3D-Einzelmolekül-Tracking kann die subzellulären Lokalisierungen und Bewegungsverhalten einzelner Proteine bestimmen. Die Beobachtung der Bewegung eines Proteins in einer lebenden Zelle liefert wichtige Einblicke in die Interaktion mit Bindungspartnern in seiner heimischen Umgebung. Die hier vorgestellte Methode bietet einen allgemeinen Rahmen für die Analyse von Tracking-Daten mit einzelnen Molekülen, um die diffusiven Zustände biologischer Moleküle aufzulösen.

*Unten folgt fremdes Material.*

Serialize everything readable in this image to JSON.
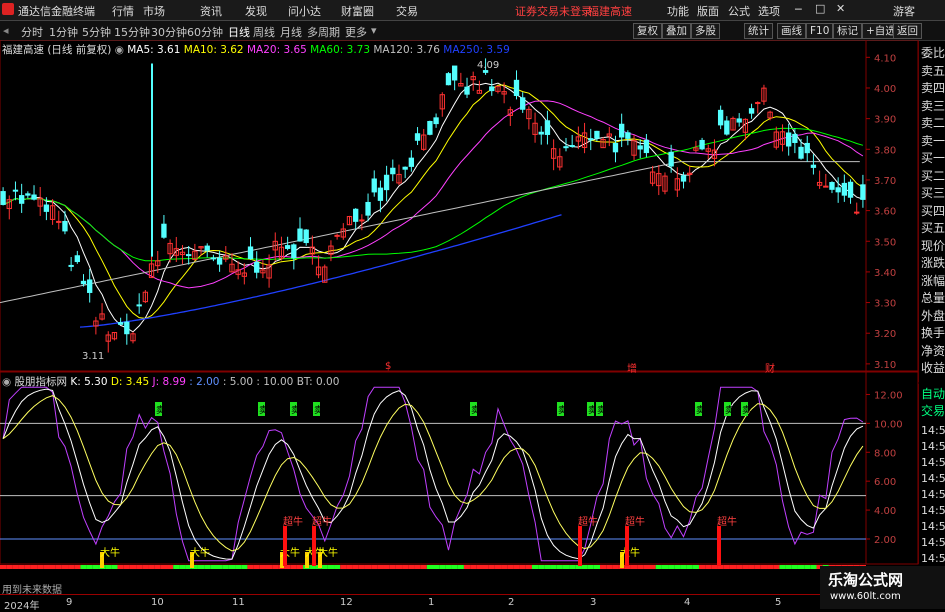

Es kann sowohl auf 2D- als auch auf 3D-Trajektorien angewendet werden, die auf beliebig geformte Zellvolumen beschränkt sind. Nach der Ablagerung von fluoreszierender Perle in einem vorgefertigten Agarose-Pad, wie im begleitenden Textprotokoll beschrieben, legen Sie es auf einen Mikroskopdeckel-Slip und befestigen Sie den Deckelschlupf am Mikroskopprobenhalter. Der Probenhalter wird dann auf ein invertiertes Fluoreszenzmikroskop montiert.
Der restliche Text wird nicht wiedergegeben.